I sincerely hope you are only talking about debugging purposes only here. On general principles, no piece of hardware should ever require a reset during normal operation, and no production driver should trigger a reset like this. If your motherboard includes PCIe hotplug support (only a few do), you can have the PCIe block drop off the bus and reappear, where it will be re-enumerated.

And if it IS for debugging purposes only, then it isn’t really that burdensome to restart the PC in this case, right? That time penalty is a good incentive to fix the bugs that are causing the CPU to lock up in the first place.

This is a CPU card where users can write and run their own (low-level) code so a lockup is something to deal with (access to unmapped memory, blocked interrupts etc) and not just for debugging. I’m aware that I shouldn’t touch the PCIe area, that was kind of a last resort measure.
I’ll gladly look into WdfDeviceSetFailed if this gives me an accepted way of restarting the card. What if I have two such cards in the same PC? Would unload the driver also stop communication (temporarily) to the second card?
Thanks

On general principles, no piece of hardware should ever require a reset during normal operation

I would have agree with that a year or two ago. And then I spent a lot of time, almost too much time, with high-end FPGAs that can get reconfigured.

OK… niche market… but, still. There is sometimes a legit need to do a complete reset of a device, with a resulting (sometimes dramatic) config space change.

1 Like

What if I have two such cards in the same PC? Would unload the driver also stop communication (temporarily) to the second card?

Device objects are all entirely separate. The fact that they happen to use the same driver is an irrelevant detail.

I don't know if I'm missing something. I tried to call WdfDeviceSetFailed but then I lost connection to my card, even though it was still working fine. As it also has an Ethernet port I could look inside and check that everything is fine. Also the PCIe area looked the same (on first glance, no thorough check). Do I need to do something else after calling this function?

Hmmm... well... yes, you WILL lose connection to your device.
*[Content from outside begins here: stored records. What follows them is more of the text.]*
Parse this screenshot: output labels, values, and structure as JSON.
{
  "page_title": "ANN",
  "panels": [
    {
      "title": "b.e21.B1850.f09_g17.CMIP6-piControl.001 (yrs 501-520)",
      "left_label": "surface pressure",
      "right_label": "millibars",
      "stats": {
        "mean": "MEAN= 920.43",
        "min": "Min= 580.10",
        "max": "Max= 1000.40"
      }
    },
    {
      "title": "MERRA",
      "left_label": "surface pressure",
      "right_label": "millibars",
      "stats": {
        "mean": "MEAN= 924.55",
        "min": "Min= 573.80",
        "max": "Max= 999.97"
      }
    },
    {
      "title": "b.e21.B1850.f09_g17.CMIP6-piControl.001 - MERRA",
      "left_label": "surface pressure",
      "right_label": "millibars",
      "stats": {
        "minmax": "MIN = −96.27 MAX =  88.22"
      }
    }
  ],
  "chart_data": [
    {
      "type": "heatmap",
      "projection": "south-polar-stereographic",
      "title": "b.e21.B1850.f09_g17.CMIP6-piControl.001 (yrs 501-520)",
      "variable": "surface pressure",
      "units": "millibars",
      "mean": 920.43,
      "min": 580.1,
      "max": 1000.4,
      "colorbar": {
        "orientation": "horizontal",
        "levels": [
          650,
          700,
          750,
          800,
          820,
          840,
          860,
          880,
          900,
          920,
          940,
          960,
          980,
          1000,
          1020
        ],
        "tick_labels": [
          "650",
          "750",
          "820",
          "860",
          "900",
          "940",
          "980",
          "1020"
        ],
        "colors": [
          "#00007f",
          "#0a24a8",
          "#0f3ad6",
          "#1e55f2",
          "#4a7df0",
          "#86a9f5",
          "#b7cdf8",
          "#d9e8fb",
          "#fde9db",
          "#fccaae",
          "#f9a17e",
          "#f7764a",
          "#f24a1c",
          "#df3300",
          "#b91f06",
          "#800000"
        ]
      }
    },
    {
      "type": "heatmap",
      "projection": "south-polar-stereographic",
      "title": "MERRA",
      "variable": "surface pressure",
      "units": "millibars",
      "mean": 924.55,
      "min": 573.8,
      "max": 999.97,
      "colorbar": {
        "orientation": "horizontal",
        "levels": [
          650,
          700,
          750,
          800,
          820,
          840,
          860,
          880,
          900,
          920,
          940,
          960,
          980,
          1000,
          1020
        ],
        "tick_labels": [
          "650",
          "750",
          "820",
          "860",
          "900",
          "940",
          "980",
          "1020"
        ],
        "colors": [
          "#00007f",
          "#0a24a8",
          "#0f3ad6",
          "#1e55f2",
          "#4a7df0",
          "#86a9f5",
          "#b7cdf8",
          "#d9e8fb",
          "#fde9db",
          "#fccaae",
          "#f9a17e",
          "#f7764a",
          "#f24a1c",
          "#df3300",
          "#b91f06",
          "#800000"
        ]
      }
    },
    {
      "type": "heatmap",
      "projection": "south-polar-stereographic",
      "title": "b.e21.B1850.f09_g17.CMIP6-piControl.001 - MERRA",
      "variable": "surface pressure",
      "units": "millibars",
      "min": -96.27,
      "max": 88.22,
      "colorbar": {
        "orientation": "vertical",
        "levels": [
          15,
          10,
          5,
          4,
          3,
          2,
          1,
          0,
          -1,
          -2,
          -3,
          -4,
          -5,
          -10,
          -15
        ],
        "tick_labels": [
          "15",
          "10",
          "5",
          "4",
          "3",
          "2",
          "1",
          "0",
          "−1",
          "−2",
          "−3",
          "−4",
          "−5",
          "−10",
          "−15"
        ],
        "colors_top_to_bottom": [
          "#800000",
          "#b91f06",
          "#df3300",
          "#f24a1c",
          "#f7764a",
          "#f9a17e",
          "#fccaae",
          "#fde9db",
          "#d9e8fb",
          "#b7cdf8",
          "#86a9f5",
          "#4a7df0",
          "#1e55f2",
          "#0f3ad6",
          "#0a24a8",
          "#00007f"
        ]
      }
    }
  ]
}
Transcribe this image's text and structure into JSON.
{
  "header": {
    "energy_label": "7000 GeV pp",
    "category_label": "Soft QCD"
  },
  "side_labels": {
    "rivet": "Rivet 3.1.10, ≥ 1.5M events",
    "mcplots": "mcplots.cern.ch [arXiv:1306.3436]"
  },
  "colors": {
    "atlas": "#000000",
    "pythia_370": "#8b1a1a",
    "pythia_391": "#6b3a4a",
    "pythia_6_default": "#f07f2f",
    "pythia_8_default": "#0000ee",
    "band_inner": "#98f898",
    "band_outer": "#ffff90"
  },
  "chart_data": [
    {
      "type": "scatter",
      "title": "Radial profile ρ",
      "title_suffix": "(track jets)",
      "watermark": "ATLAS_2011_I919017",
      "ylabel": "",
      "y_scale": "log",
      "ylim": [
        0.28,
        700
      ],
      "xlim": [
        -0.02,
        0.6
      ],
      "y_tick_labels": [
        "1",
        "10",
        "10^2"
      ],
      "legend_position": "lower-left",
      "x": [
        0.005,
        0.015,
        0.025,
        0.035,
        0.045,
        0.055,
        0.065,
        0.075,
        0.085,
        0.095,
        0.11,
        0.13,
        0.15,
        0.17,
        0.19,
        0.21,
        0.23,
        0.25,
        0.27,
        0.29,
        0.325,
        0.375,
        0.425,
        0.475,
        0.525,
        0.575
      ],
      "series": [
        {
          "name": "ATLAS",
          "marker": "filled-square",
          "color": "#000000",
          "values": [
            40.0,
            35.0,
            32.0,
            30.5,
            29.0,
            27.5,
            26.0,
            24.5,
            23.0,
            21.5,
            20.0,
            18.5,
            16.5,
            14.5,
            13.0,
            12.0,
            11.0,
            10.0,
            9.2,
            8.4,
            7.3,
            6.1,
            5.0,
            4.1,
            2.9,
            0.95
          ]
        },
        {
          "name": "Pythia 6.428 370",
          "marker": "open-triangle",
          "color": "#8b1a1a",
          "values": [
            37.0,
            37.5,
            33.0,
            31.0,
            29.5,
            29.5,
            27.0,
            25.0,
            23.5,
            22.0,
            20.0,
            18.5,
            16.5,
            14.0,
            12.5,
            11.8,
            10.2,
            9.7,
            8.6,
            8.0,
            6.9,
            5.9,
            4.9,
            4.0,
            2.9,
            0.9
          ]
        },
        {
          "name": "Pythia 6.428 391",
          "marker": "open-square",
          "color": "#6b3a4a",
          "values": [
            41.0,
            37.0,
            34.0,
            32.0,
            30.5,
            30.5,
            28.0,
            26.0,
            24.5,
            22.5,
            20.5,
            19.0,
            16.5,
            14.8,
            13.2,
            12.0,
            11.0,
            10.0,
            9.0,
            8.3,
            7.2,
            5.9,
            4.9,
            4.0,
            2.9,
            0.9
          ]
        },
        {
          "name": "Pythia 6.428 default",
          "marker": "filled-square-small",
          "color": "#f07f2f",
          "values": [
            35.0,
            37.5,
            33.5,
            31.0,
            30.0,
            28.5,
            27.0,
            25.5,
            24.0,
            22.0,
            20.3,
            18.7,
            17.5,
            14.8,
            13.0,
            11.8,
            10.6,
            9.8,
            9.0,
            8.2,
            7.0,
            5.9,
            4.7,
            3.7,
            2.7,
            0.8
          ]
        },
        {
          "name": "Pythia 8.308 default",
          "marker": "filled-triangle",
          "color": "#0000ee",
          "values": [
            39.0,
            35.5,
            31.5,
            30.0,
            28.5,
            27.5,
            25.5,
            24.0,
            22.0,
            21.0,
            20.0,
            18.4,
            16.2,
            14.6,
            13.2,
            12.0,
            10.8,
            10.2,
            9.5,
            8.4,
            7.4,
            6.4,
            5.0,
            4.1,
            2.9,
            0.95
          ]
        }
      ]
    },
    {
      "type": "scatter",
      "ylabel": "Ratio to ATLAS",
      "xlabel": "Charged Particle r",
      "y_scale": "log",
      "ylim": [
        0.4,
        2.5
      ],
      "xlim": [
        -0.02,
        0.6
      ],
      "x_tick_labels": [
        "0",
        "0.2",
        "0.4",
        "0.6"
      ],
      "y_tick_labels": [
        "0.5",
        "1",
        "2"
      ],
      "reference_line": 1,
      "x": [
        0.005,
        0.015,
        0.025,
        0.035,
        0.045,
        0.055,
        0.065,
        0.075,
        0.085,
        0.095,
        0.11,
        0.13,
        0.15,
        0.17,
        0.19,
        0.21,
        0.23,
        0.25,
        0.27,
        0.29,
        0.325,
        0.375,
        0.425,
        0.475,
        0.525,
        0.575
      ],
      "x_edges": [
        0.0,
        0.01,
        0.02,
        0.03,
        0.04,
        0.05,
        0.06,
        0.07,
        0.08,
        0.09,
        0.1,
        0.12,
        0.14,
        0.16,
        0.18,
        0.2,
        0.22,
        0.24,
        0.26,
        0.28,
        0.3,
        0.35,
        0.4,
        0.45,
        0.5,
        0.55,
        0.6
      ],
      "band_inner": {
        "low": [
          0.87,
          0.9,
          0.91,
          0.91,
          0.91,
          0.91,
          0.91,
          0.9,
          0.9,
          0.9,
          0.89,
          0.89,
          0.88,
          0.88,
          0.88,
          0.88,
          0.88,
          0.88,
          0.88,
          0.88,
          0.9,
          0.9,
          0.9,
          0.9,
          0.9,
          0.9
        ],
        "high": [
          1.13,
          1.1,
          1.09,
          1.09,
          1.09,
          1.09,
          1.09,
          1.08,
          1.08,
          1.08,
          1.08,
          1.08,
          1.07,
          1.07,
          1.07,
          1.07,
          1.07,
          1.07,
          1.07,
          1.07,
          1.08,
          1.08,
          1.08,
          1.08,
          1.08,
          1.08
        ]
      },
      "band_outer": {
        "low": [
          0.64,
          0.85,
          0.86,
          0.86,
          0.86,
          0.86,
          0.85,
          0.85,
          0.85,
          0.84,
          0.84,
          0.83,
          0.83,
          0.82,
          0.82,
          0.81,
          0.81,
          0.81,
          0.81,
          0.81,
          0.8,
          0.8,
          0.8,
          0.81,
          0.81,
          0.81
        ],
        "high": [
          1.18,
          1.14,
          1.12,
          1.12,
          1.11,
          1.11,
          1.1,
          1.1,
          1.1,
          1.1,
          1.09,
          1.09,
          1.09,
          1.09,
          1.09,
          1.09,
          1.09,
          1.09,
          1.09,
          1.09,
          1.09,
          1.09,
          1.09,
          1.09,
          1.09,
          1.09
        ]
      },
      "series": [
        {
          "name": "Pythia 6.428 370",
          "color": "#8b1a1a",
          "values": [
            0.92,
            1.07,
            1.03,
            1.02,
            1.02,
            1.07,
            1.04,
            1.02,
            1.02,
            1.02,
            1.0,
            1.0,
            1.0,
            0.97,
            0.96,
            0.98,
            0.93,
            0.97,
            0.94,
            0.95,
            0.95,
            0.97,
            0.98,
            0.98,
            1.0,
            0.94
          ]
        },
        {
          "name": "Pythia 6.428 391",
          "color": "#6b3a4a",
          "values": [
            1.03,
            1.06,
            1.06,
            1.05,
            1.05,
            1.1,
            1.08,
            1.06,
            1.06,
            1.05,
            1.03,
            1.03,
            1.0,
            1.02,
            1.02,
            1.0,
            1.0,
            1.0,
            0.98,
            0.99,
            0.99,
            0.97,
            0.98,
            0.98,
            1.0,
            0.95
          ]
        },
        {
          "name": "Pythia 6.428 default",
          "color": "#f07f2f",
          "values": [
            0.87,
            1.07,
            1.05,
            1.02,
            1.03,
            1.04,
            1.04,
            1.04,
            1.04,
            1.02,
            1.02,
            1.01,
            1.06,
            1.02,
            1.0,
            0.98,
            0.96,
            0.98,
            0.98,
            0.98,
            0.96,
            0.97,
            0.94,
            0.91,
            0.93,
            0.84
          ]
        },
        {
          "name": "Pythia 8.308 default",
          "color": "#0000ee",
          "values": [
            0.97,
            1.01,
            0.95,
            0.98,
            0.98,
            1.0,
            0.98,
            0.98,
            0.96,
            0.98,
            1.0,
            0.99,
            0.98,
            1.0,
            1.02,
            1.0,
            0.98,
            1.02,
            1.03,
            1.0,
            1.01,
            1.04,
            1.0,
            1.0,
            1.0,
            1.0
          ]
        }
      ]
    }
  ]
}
That's kind of the point.

Your device will be re-enumerated and your driver will be reloaded for that device instance.

Is that not what you wanted to happen?

I thought that it would restablish connection, kind of same as after a reboot but without the reboot of the PC. I don't mind losing connection temporarily, that's the point of a reset. But now I don't get the connection back as I thought I would. Do I need to handle some events in the driver (other than already present)? Do I need to do something else to get the connection back after enumeration (on PC side)?

Well, no… you shouldn’t have to do anything special. You’ve read the docs for WdfDeviceSetFailed, right? Specifying “attempt restart” in that second parameter should be all you need to get your driver called again.

So, hmmm…

Yes, I did read about it and used it as you suggested. I don't know yet why exactly communication doesn't work anymore after calling it. But if it doesn't work while everything is in normal running state I have doubts that it works better after issuing a reset on the card.
Without any other (hardware) changes in the PC, should the card get the same resources (BAR addresses, MSI numbers) as the first time or can they change in re-enumerating?

Sorry that it's not helping.

Yes, the resources can change.

In fact, that's the reason I used it: I programmed the card to use different resources.